After he was elected, he drafted legislation to put the office of lieutenant governor on the gubernatorial ticket — similar to how a president and vice president are elected together — but couldn’t find a legislator to carry the bill. If elected governor, Newsom said he hopes to revisit the proposal.

Two years into the job, during a break in filming his Current TV show, Newsom was asked by friend and hotelier Chip Conley how frequently he went to Sacramento.

“Like one day a week, tops,” Newsom said. “There’s no reason.… It’s just so dull.”

A few months later, as a Times reporter trailed Newsom in the Capitol, he stopped when a woman asked him to pose for a picture with her son. The boy asked him what a lieutenant governor does.

“I ask myself that every day,” Newsom replied.

He has repeatedly joked about the post over the years, including in an interview with The Times during his 2014 reelection campaign when he paraphrased a line from then-Secretary of State John F. Kerry, himself a former lieutenant governor: “Wake up every morning, pick up the paper, read the obituaries, and if the governor’s name doesn’t appear in there, go back to sleep.”

Garry South, a former advisor to Newsom who is not publicly backing a candidate in the governor’s race, recalled urging him to knock it off.

“I did convey to him on a couple of occasions … that I didn’t think it was a good idea to tell voters they had elected you to a worthless position,” South said. “To his credit, I think he’s done much less of that in the last few years.”

Newsom said that the transition from mayor of San Francisco — when he worked on issues including same-sex marriage, universal healthcare and homelessness — to lieutenant governor was difficult.

“In honesty, I totally get it. I’m not even going to be defensive about it. There was absolutely early frustration. That’s all it represented years and years ago,” he said, noting that his time in Sacramento has been much slower than his life as mayor, a change he described as a “major cultural transition.” “It’s a different pace. That was reflected in those lazy comments of mine [that] I by definition regret because we wouldn’t be having this conversation. But it expressed a sentiment at the time.”

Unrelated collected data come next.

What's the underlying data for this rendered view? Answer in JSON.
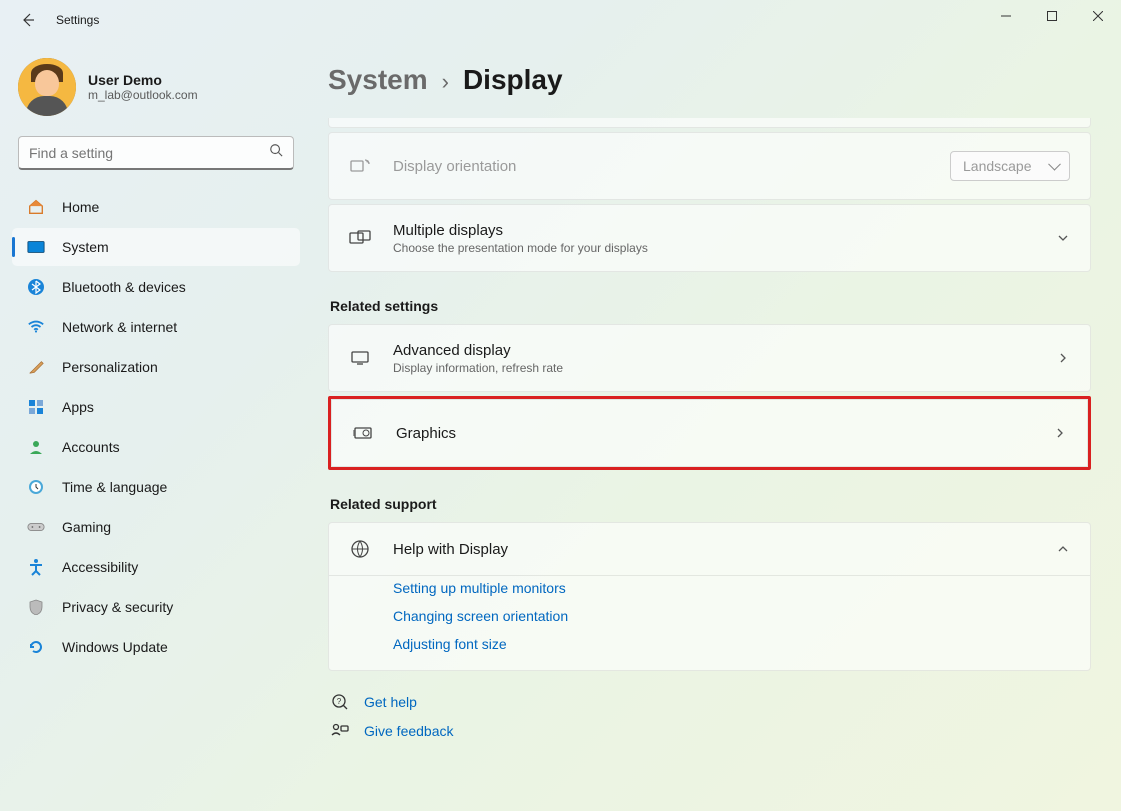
{
  "titlebar": {
    "title": "Settings"
  },
  "user": {
    "name": "User Demo",
    "email": "m_lab@outlook.com"
  },
  "search": {
    "placeholder": "Find a setting"
  },
  "nav": [
    {
      "id": "home",
      "label": "Home"
    },
    {
      "id": "system",
      "label": "System"
    },
    {
      "id": "bluetooth",
      "label": "Bluetooth & devices"
    },
    {
      "id": "network",
      "label": "Network & internet"
    },
    {
      "id": "personalization",
      "label": "Personalization"
    },
    {
      "id": "apps",
      "label": "Apps"
    },
    {
      "id": "accounts",
      "label": "Accounts"
    },
    {
      "id": "time",
      "label": "Time & language"
    },
    {
      "id": "gaming",
      "label": "Gaming"
    },
    {
      "id": "accessibility",
      "label": "Accessibility"
    },
    {
      "id": "privacy",
      "label": "Privacy & security"
    },
    {
      "id": "update",
      "label": "Windows Update"
    }
  ],
  "breadcrumb": {
    "parent": "System",
    "current": "Display"
  },
  "rows": {
    "orientation": {
      "title": "Display orientation",
      "value": "Landscape"
    },
    "multiple": {
      "title": "Multiple displays",
      "sub": "Choose the presentation mode for your displays"
    }
  },
  "related_label": "Related settings",
  "related": {
    "advanced": {
      "title": "Advanced display",
      "sub": "Display information, refresh rate"
    },
    "graphics": {
      "title": "Graphics"
    }
  },
  "support_label": "Related support",
  "help": {
    "title": "Help with Display",
    "links": [
      "Setting up multiple monitors",
      "Changing screen orientation",
      "Adjusting font size"
    ]
  },
  "bottom": {
    "get_help": "Get help",
    "feedback": "Give feedback"
  }
}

Newsom said he grew into his job and realized he could use his bully pulpit to promote issues he cared about, including successful 2016 ballot measures to legalize recreational marijuana and implement stricter gun controls.

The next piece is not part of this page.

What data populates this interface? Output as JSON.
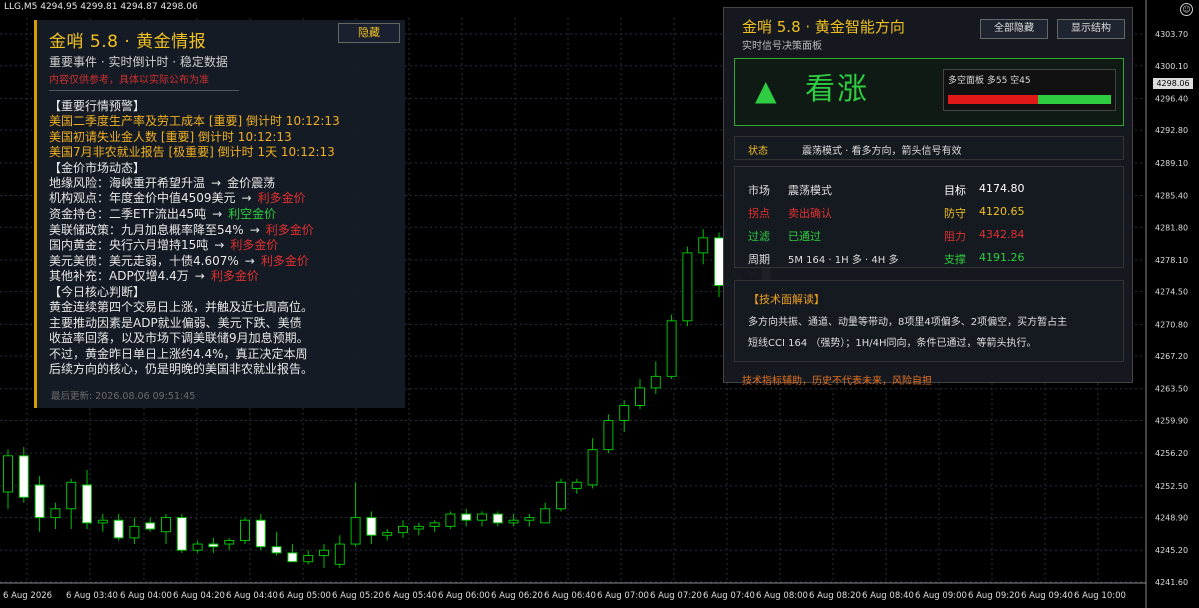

Still, Newsom’s statements about his job have provided plenty of fodder for his rivals.

“If he was so bored, why did he refuse to show up for his job on the UC Board of Regents, or on the CSU Board of Trustees or at the State Lands Commission? Where was Gavin when he was supposed to be working on behalf of all the Californians who actually show up for their jobs?” said Fabien Levy, a spokesman for Chiang. “California needs a serious leader, not someone who’s in it just for show.”

But parties with business before the panels and fellow members said Newsom has been active and attentive when present.

“He has been engaged and thoughtful, and particularly interested in the financial structures and financial stability and financial accountability,” said Shane White, chairman of UC’s Academic Senate and a dentistry professor at UCLA.

A fellow UC regent, who asked to remain anonymous to speak freely about Newsom’s tenure on the board, agreed.

“He’s been substantially more engaged than the vast majority of elected officials who have served on the board,” said the regent, who is unaligned in the race. “He does his homework.”

Former Assembly Speaker John A. Pérez, a Villaraigosa backer who sits on the UC Regents board, said Newsom’s attendance is not that different from other elected officials who sit on the panel.

“If you want to hit him for attendance, it’s a valid hit. If you want to hit him for only being involved in the most high-profile issues, it’s a valid hit. But it’s not inconsistent with other ex officio board members,” Pérez said, adding that he personally liked Newsom and the two men frequently voted on controversial issues the same way. “The difference is he made such a big deal about [how] the office doesn’t do anything, and then he doesn’t go to the things it does.”